Pregnant RN in acute psych setting...staying on the job?

Specialties Psychiatric

Published

Specializes in psych.

I'm about 10 weeks pregnant with my 1st. This hasn't been what I believe people call "an easy pregnancy". I am seriously considering quitting or something, because my current job( but it may just be working as an RN) and being pregnant don't seem to be compatible and I need a little perspective from other psych nurses that have been pregnant while on the job.

I started having morniong sickness since I found out at week 5 and each day is worse than the last. I have the undercurrent of nausea all the time, but I usually don't get enough notice to actually make it to the bathroom (or pull off the road for that matter) to throw up. I only been working Per diem according to my contract lately( 6 shifts/month, 2 have to be night and/or weekend), but between rounds or med chasing (cause it's more about chasing the patient down to give them meds then "passing" them to them) I am so exhausted at the end of the shift that it sets off my morning sickness. I haven't worked a shift in weeks in which I didn't promptly throw up afterward (I can't even make the 2 mintue drive home before up-chucking) and it usually leaves me doubly sick the day after. Even if I don't do anything, but sit in my bathrobe I still end up being sick at least once, usually twice.

It might not be so bad if my hospital were what usually comes to mind when you think of a hospital- clean and brightly lit with clean easy-to-access bathrooms all of which are thoroughly cleaned on a daily basis. My hospital looks like it was pulled out of the 3rd world. It's so DIRTY, smelly and gross and I am honestly shocked we haven't been fined over it. The carpets are stained black and haven't been replaced in 30+ years (plus who has carpet in an inpatient acute psych setting?) There is one common bathroom in public areas for each unit and it's always under lock and key (lest a patient get into trouble or something worse in their). The patient bathrooms are beyond gross! They only get cleaned when a patient makes a big deal about it or does something outragously gross in there. There are splatters of bodily fluid in common areas that I have looked at for months (actually it was almost a year when the hall was finally repainted). Also the patients tend to smell terrible and so far are a quick trigger for the mroning sickness. And don't even get me started on the dust with our acient ventilation system and the pregnancy rhinitis with post nasal drip that triggers my gag reflex.
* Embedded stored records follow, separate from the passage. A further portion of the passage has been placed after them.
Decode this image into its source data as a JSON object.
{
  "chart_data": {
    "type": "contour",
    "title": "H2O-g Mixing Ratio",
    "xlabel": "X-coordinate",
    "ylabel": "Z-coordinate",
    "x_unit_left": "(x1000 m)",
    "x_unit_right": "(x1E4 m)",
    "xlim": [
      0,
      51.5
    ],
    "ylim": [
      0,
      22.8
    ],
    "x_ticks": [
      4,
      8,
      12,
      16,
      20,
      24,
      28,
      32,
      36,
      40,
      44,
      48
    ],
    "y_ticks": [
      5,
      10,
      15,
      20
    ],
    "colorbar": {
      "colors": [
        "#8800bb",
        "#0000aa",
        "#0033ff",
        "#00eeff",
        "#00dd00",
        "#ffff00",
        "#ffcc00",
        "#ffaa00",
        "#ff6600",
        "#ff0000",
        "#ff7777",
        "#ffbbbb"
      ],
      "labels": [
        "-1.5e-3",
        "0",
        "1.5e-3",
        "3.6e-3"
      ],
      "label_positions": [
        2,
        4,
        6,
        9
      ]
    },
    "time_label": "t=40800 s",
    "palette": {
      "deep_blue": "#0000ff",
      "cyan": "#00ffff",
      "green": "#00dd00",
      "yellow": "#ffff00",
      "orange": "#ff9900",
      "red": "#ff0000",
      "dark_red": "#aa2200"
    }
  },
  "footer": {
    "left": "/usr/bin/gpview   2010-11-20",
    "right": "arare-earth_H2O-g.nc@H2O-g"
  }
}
There's no real expectation on acuity anymore. Because we are not a medical hospital, we have limits (theoretically) to the type of medical acuity we are allowed to process. We didn't use to accept pregnant patients, catheters of any kind (IV, indwelling, etc), medically unstable, level 2 and 3 sex offenders, misdemeanor or worse criminals, or the non-ambulatory. All of which we have had in the past 9 months. The staffing and acuity have gotten so bad that, prior to becoming pregnant, I had reached the mindset that any given night I might walk in and have to say, "nope, just not doing it...I quit".

Now impending motherhood doing what it does, I don't want to quit if I'm just being a wuss. I've got a baby to help provide for (my husband works and does well enough so that I am able to work per diem), so I'm just having a hard time telling if I'm being spoiled or if my facility is just too intense for me right now. I realize that I'm in my 1st trimester and this could all end in few weeks, but I'm feeling pretty lame because I'm the most recent of about 10-15 women to be pregnant at my hospital this year. All but the last 3 had easy pregnancies- one got into car accident causing preterm labor then strep, another (a nurse manager) had kidney stones while on the floor and preterm labor, another (also a nurse manager) got put on bed rest for undisclosed complications.